With another work stoppage, the NBA risks alienating a fan base that sent the league's revenues and TV ratings soaring during the 2010-11 season. And the loss of the first two weeks of games — will hurt workers with jobs dependent on pro basketball's six-month-plus season. A few teams have already trimmed their staffs and more layoffs could be forthcoming.

Then there are those who don't work directly for an NBA team but who still depend on the excitement the league brings to town. Ushers, security personnel, parking lot attendants, concession workers, restaurant employees and others all stand to have their hours cut or join the country's 14 million unemployed.

The success of last season, on the court, at the box office and in the headlines, convinced many that the sides would never reach this point.

But small-market owners were hardened after watching LeBron James leave Cleveland for Miami, Amare Stoudemire bolt Phoenix for New York, and Carmelo Anthony later use his impending free agency as leverage to secure a trade from Denver to the Knicks. They wanted changes that would allow them to hold onto their superstars and compete for titles with the big-spending teams from Los Angeles, Boston and Dallas who have gobbled up the last four championships.

Owners locked out the players July 1 when they couldn't reach a deal before the expiration of the old collective bargaining agreement. Opening night was scheduled for Nov. 1.

Refunds plus interest are available for all NBA season-ticket holders for all preseason and regular season games that are canceled, according to league officials.

As the lockout drags on, Stern's legacy as one of sports' best commissioners is weakened. He turned 69 last month, and although he hasn't said when he will retire, he did say this will be his last CBA negotiation after nearly 28 years running the league.

He has insisted all along he wouldn't worry about the damage to his reputation and that his only concern would be getting the deal his owners need.

It's uncertain when that will be. The sides didn't agree until Jan. 6 in 1999, just before the deadline for canceling that entire season. The league ended up with a 50-game schedule, often plagued by poor play as teams were forced to fit too many games into too small of a window.

They could keep meeting now and agree to a deal much sooner this time.

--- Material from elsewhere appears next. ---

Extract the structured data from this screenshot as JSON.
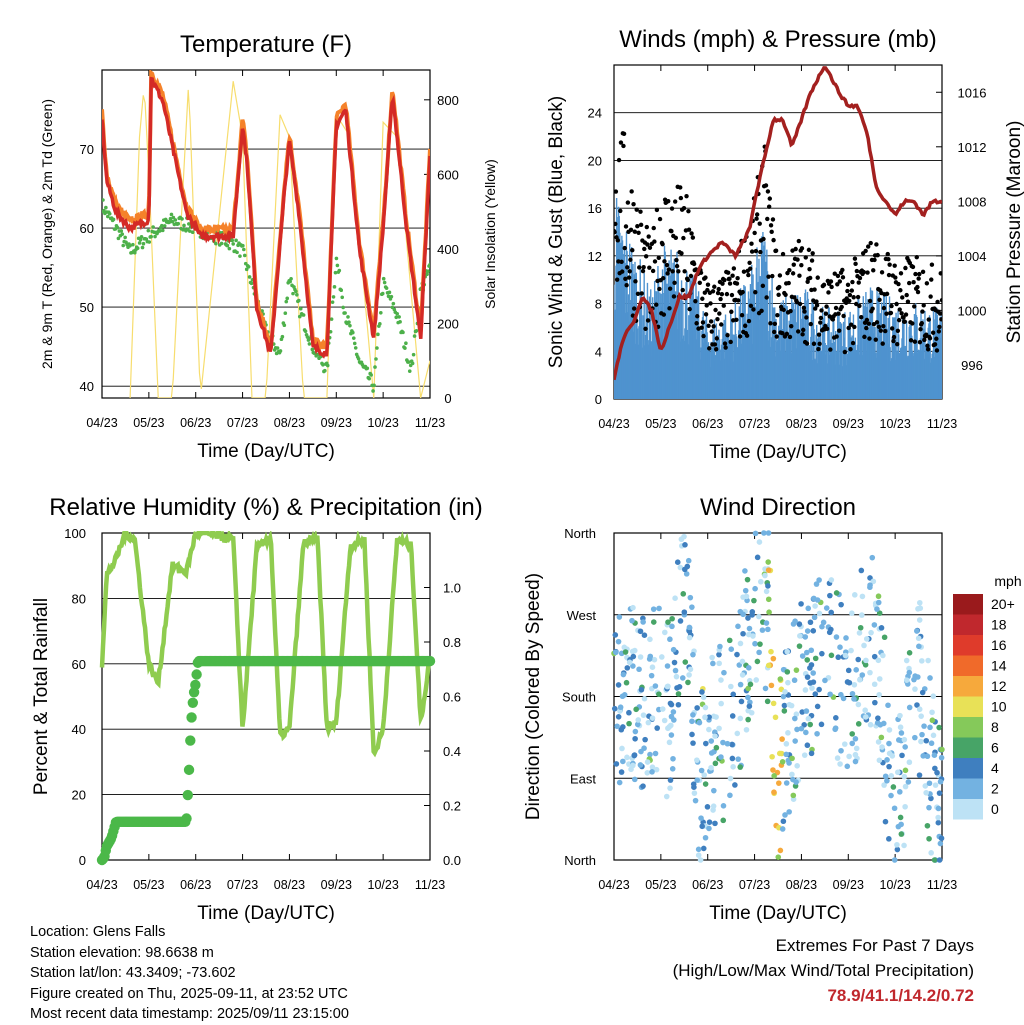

Or perhaps the divide is still too great and they will decide there's no reason to rush back to the table.

On Monday Stern, Deputy Commissioner Adam Silver, owners Peter Holt of San Antonio, Glen Taylor of Minnesota and James Dolan of New York, and senior vice president and deputy general counsel Dan Rube met with union executive director Billy Hunter, president Derek Fisher of the Lakers and vice president Maurice Evans of the Wizards, and attorneys Jeffrey Kessler and Ron Klempner.

Though both sides have said they believe bargaining is the only route to a deal, the process could end up in the courts. Each brought an unfair labor practice charge against the other with the National Labor Relations Board, and the league also filed a federal lawsuit against the union attempting to block it from decertifying.

Union officials thus far have been opposed to decertification, a route the NFL players initially chose during their lockout. But Hunter has said it might eventually be considered.

Players say they have prepared for a shortened season for a couple of years, knowing it could be the inevitable outcome of a difficult negotiation. The owners' initial proposal in early 2010 for a new CBA, calling for salary reductions and rollbacks, shorter contracts and a hard cap of $45 million, got the process off to a tense start.